城崎は怒りで顔が真っ赤になり、すぐにスイッチを消そうとしたが銃弾が肘掛に命中し、映像は一生消えることはなくなった。
トリガーは重い体を動かして振り向くと、そこには改造M24を持ったチーが倒れていた。銃口には煙が立っている。手首を剥ぎ取られ、腹から血を流しているチーが気力を振り絞って撃ったのだ。
「トリガー、アンタが泣いちゃおしまいやで…」
チーはそう囁くとバタリと音を立てた。
‘今、戦場で戦っているのは吉川千惟。優しさと勇気を持ち、そして仲間思いだ’
テレビでの問いかけはまだ続く。
‘ワシは千惟のお爺、人からDrハカセと呼ばれておる。ワシもシューティング隊をやっておって、孫の使う武器を作ったものじゃ。どうか皆さん、日本のため、未来のため、平和のため、力を貸しておくれ’
いつか説明したDrハカセ…チーのお爺さんは説得した。
‘もう一人は神谷鳥牙。自信と技術に優れ、そして何かの引き金となってくれる者だ’
司令官がそう言うと、カメラは親子を映した。
‘私は鳥牙の妻です。私はあの人を愛してます。いまでも、いつまでも。そして、あの人は今、死の危機に直面してます。どうか、どうか、皆さん力を貸してください!お願いします…’
たみは涙ながらに語った。
‘パパ…頑張って’
なみがちっちゃな声で言った。
‘トリガー、チー、そして城崎、見てるか。我々はこのテレビ局にいるクラックエイジを倒し、今にいたる。もちろん、警察と自衛隊、国連軍を出動させた。どうやら2人と、死んでしまった87人の勇者、彼らのおかげで侵入はすぐにできたとの情報が入った。
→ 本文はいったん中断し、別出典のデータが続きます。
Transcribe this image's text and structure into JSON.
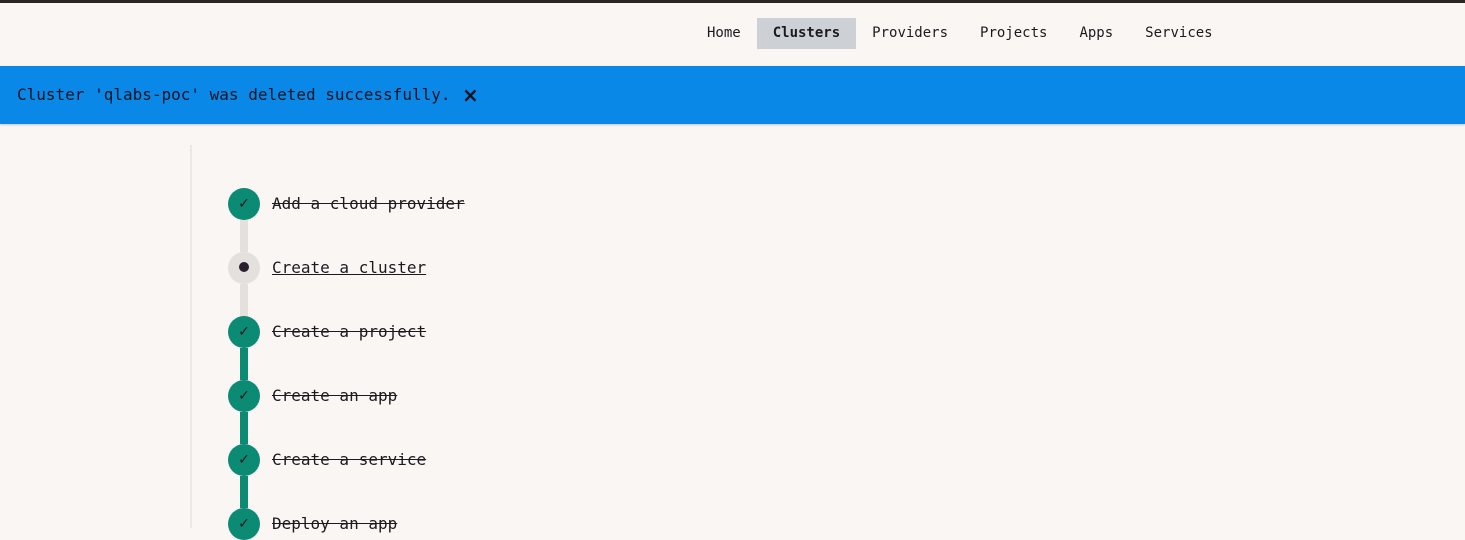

城崎、お前の組織が壊滅するのも時間の問題だ’
「クソ…こうなったら皆の者、この2人を心ゆくまで潰してしまえ!」
城崎が怒りに任せて怒鳴った。しかし、反応はない。
「首相、いや、城崎勇一。俺は…騙されていたのか。ずっとトリガー…いや、神谷さんの話や、みんなの話を聞いて俺たちがどれほどのバカをやったのかがよくわかったよ。神谷さん、あなたはやっぱり引き金だ。俺たちのトリガーだ!」
銃を城崎に向けながらクラックエイジの一人が言った。
「城崎、どうだ。汚ねえ血…全て抜き取ってやったよ。残るはお前だけだ、城崎!」
トリガー…いや、神谷鳥牙がゆっくり立ち上がった。
千惟も力を振り絞って立った。
クラックエイジが一歩前進した。
そして、議長席とつながる穴から国連軍と自衛隊、それと警察がやって来た。
城崎は、追い詰められた。

「ク…クラックエイジは滅びぬ…何度でも蘇るさ!世界は我々の元にある!ハハハ、ハッハッハ!ハッハッハッハッハ……」
城崎勇一は気がおかしくなったかのように高笑いをし、そのまま警察によって手錠をかけられた。